The solution to fear was experience, he says. “What I’ve loved about getting older is how you sink into yourself. You just cross things off. ‘Actually, I don’t need that.’ That’s massively helped me with my work.”
As noted before, says the handsome 28-year-old.
I wonder has the actor grown up too? “No, the actor is still the same. I’ve just finished a play. I hadn’t done a play for about four years and I noticed a couple of times thinking, ‘God, I did the same thing when I did am dram.’
“And I love that. The skills are in my body. I don’t have to think about it purely because of back then. I would hate for it to feel different.”
You once said, I remind him, that you’d like to play a part close to yourself, so you could play with all the things you hide in real life. So, what are you trying to hide, Jack?
Nothing he’s going to tell us, it seems. He talks about those moments you are on a bus or on the Tube and you want to say something about what’s happening and it’s only when you’ve got off does the pithy thing you really wanted to say come to you. “What I quite like about acting is that all that stuff is given to you and put in a better way than you could.”
That said, he wonders if temperament might be something he could expose more.
“People’s temper is something we literally temper all the time out of politeness and social etiquette. I would like to play a part where the temper comes out more.”
Because you’re really a nasty, temperamental so and so? “No. I’m impatient. I have a massive streak of impatience that both drives me and can drive other people mental in the way, I think, impatience always does. My impatience is probably the thing I try to hide most.”
Really, in the scheme of things, Jack, it’s not a massive failing. “It’s not,” he accepts.
I mean, you could have told me you were a serial killer in your spare time.

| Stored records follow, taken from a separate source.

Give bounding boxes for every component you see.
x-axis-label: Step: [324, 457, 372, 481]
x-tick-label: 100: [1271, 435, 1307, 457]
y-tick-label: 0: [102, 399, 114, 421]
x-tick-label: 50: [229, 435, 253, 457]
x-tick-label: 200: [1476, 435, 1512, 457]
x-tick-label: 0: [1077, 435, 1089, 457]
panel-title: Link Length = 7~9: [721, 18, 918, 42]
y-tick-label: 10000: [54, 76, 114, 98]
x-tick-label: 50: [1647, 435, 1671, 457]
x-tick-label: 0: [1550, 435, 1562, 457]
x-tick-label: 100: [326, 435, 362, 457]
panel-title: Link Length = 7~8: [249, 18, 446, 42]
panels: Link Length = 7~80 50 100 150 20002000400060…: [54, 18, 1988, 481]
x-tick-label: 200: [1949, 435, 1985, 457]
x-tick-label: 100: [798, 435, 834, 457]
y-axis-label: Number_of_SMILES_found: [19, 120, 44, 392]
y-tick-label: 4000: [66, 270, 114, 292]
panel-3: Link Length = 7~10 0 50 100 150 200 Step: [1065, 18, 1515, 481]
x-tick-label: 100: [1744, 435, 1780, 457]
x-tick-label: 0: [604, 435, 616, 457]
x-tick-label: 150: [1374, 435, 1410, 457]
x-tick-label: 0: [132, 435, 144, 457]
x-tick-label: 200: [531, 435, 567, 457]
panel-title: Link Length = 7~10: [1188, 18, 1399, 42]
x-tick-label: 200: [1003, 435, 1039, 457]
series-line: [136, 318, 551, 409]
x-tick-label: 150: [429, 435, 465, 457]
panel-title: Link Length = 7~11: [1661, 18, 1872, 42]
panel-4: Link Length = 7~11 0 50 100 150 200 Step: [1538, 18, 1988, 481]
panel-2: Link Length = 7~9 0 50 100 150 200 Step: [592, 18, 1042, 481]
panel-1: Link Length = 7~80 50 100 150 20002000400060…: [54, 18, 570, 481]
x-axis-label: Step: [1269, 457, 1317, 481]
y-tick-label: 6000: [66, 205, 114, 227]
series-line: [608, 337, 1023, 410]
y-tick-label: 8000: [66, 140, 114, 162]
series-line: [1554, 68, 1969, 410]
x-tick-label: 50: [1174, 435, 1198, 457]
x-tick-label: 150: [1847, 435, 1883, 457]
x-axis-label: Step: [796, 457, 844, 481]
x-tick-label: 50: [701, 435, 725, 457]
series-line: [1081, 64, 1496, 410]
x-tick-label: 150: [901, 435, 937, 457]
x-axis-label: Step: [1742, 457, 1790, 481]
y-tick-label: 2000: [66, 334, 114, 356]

“Well, there’s always time,” he says laughing
Are you an optimist or a pessimist, Jack? “I think I’m a romantic pessimist. I know that sounds like a lot of w***, but I don’t think I’m a full-out pessimist. More like a romantic pessimist.”
Well, there’s a lot to be pessimistic about the world at the moment. “I seem to have grown out of global issues and more towards local issues,” he says. “Maybe it’s because you can do more about them.

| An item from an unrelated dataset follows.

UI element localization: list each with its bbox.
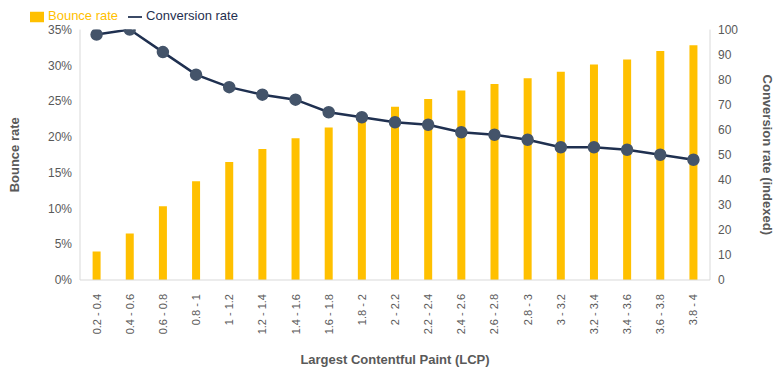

“I used to watch the BBC rolling news. I used to have it on in my flat. I don’t watch it any more. I don’t watch the news any more. I’ve become a lot more localised the things I care about. I get my mum and dad to send me the Southern Reporter and the Border Telegraph whenever they can.”
This year Jack Lowden would like to move back to Scotland. Edinburgh preferably. “I feel like there’s something kicking off up there and the announcements about the studio have been brilliant because … it was just embarrassing. I totally understand and appreciate that it isn’t like putting a garden fayre together but when we get trickledown spraffed at us, a studio really had that. It really does.”
More Scottish films would give him the chance to act in his own accent. “Americans and English actors get to. All these period films over here and gangster films in America. Pacino and DeNiro all got to use their own accents. It’s a lot of fun being in accent, but I just feel there’s more that I can tap into my own accent.”
If you were to give Jack Lowden a day off, he says, he’d spend it at London's Imperial War Museum. He has started collecting maps and when it comes to work, really, more than anything, he wants to tell more Scottish stories. Any in particular?
“Bonnie Prince Charlie for sure. I’d love to see that properly made. He was just a loon who hijacked the Scottish people. After Culloden tartan was banned, Gaelic was banned. It was a precursor to the Clearances.
“And he got on a boat and went back to Rome and spent something like 17 years sat in parlours and bars, talking nonsense about how he almost took back the British throne. A whole culture was kicked into the grass because of him and so I’d love to see it make like that and not just make him a romantic figure.”
Casting directors, on your marks.
Mary Queen of Scots (15) is in cinemas from Friday. Fighting with My Family is released on March 1.